Fragen an den damaligen SPD-Innenminister Reinhold Gall:
– Weshalb überhaupt der Einsatz von Zivilpolizisten? Naive Frage, ich weiß …
– Wie groß muss der gefühlte rechtsfreie Raum für mehrere Polizisten gleichzeitig sein, wenn sie selbst tagsüber neben einer stark befahrenen Straße so zulangen wie anfangs beschrieben?
– Sind für Sie solche Vorfälle „bedauerliche Einzelfälle“ oder nicht eher deren Veröffentlichung?
– und wie ist es um unsere Justiz bestellt, wenn ich nun mehrfachem, erfahrenem Rat folge, mir nicht mit einer Anzeige selber zu schaden, weil sich Polizisten ihre eigene Wahrheit basteln und sich diese vor Gericht gegenseitig bestätigen. Und weil sie halt so system(at)isch glaubwürdig sind, diese in der Regel auch im Urteil bestätigt bekommen und am Ende ich der Verurteilte bin.
Langfristig nützt der Polizei aber von der Justiz gedeckte Polizeiwillkür mit daraus resultierendem Vertrauensverlust nichts, sie erodiert das Vertrauen. Dagegen helfen auf Dauer auch keine Werbeagenturen.

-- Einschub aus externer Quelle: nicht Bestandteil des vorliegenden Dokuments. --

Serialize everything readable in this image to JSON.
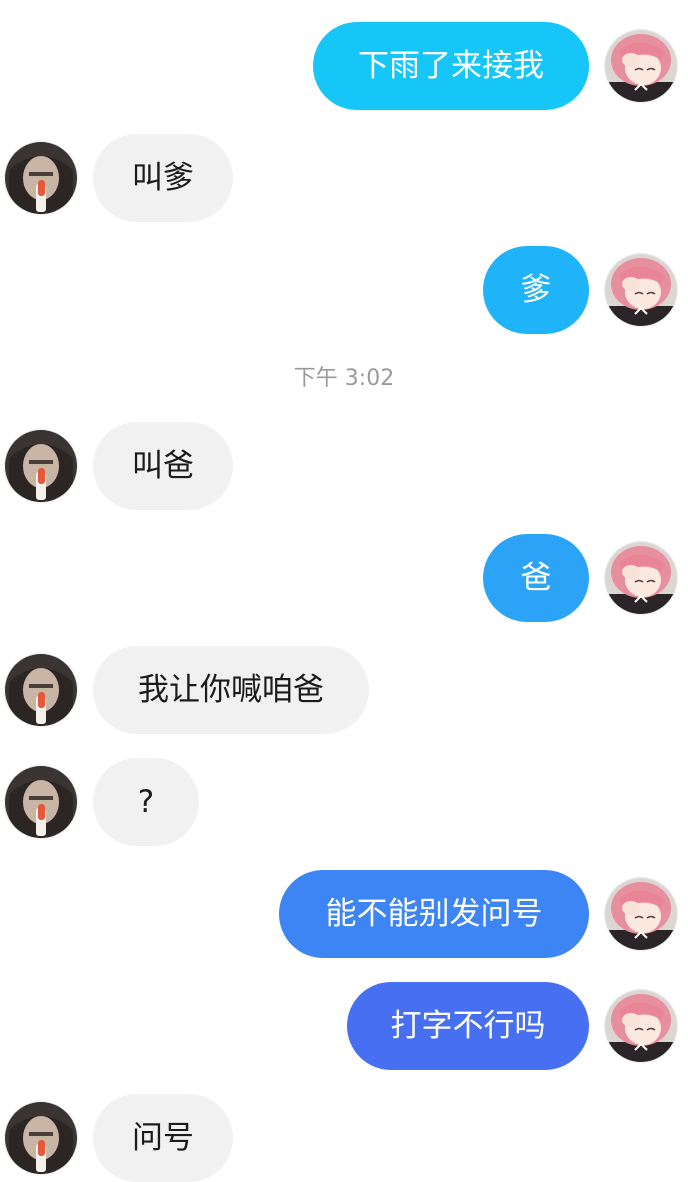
{
  "messages": [
    {
      "side": "out",
      "text": "下雨了来接我",
      "color": "#17c6f9"
    },
    {
      "side": "in",
      "text": "叫爹"
    },
    {
      "side": "out",
      "text": "爹",
      "color": "#1fb3fa"
    },
    {
      "side": "in",
      "text": "叫爸"
    },
    {
      "side": "out",
      "text": "爸",
      "color": "#2ba4f7"
    },
    {
      "side": "in",
      "text": "我让你喊咱爸"
    },
    {
      "side": "in",
      "text": "?"
    },
    {
      "side": "out",
      "text": "能不能别发问号",
      "color": "#3d85f5"
    },
    {
      "side": "out",
      "text": "打字不行吗",
      "color": "#476ff2"
    },
    {
      "side": "in",
      "text": "问号"
    }
  ],
  "timestamp_mid": "下午 3:02",
  "colors": {
    "incoming_bubble": "#f1f1f1",
    "incoming_text": "#1b1b1b",
    "outgoing_text": "#ffffff",
    "timestamp_text": "#9a9a9a"
  },
  "avatars": {
    "self": "pink-hair-anime-avatar-icon",
    "other": "dark-hair-person-avatar-icon"
  }
}
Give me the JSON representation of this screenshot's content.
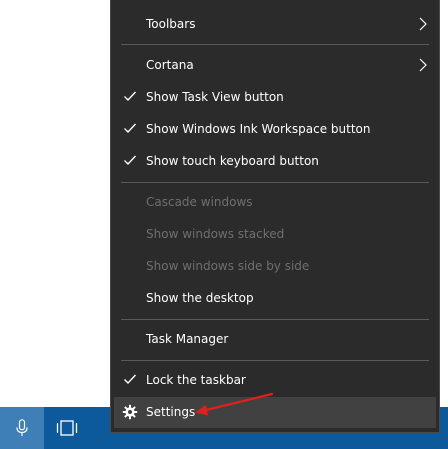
{
  "context_menu": {
    "items": [
      {
        "label": "Toolbars",
        "submenu": true
      },
      {
        "label": "Cortana",
        "submenu": true
      },
      {
        "label": "Show Task View button",
        "checked": true
      },
      {
        "label": "Show Windows Ink Workspace button",
        "checked": true
      },
      {
        "label": "Show touch keyboard button",
        "checked": true
      },
      {
        "label": "Cascade windows",
        "disabled": true
      },
      {
        "label": "Show windows stacked",
        "disabled": true
      },
      {
        "label": "Show windows side by side",
        "disabled": true
      },
      {
        "label": "Show the desktop"
      },
      {
        "label": "Task Manager"
      },
      {
        "label": "Lock the taskbar",
        "checked": true
      },
      {
        "label": "Settings",
        "icon": "gear-icon",
        "selected": true
      }
    ]
  },
  "taskbar": {
    "buttons": [
      {
        "icon": "microphone-icon"
      },
      {
        "icon": "task-view-icon"
      }
    ]
  },
  "annotation": {
    "arrow_color": "#e0201c"
  },
  "colors": {
    "menu_background": "#2b2b2b",
    "menu_hover": "#414141",
    "taskbar": "#0c5a9c",
    "disabled_text": "#6f6f6f"
  }
}
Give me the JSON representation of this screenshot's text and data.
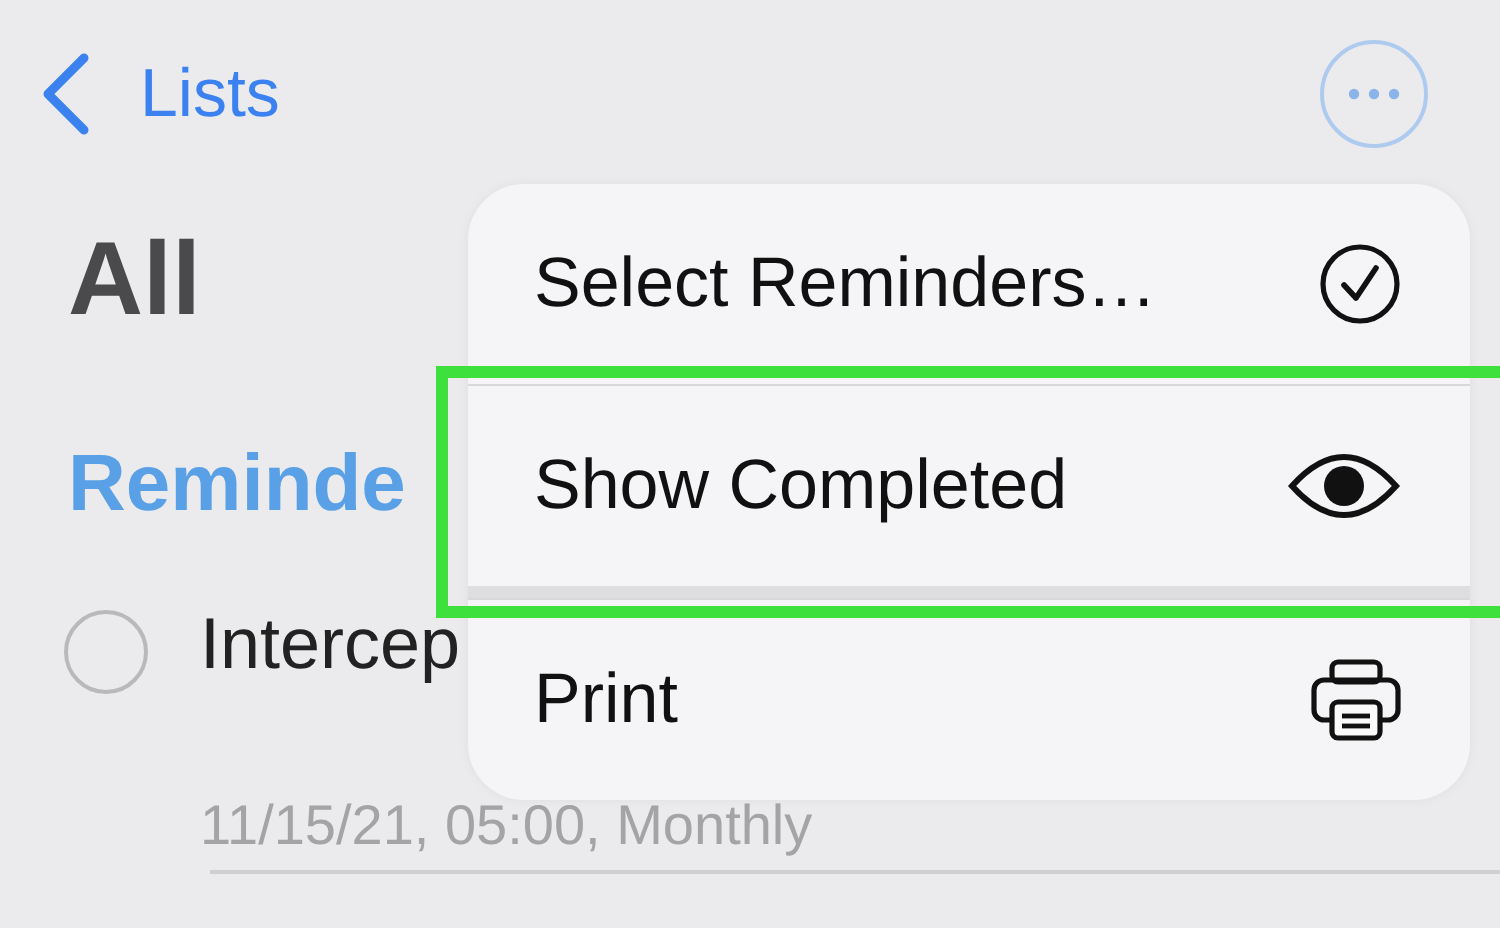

(Dass ich es wenig später mit einem äußerst warmherzigen und freundlichen Verkehrspolizisten zu tun hatte, der mich als Zeuge zu einem Stadtbahnunfall befragte, ändert leider gar nichts)
Dabei schreibt die Polizei selbst zum Thema Fotografieren:
„Grundsätzlich darf ein Bürger filmen oder fotografieren, was er möchte. Rechtlich knifflig wird es für den Fall, dass das Bildmaterial veröffentlicht werden soll, etwa in der Zeitung oder im Internet“.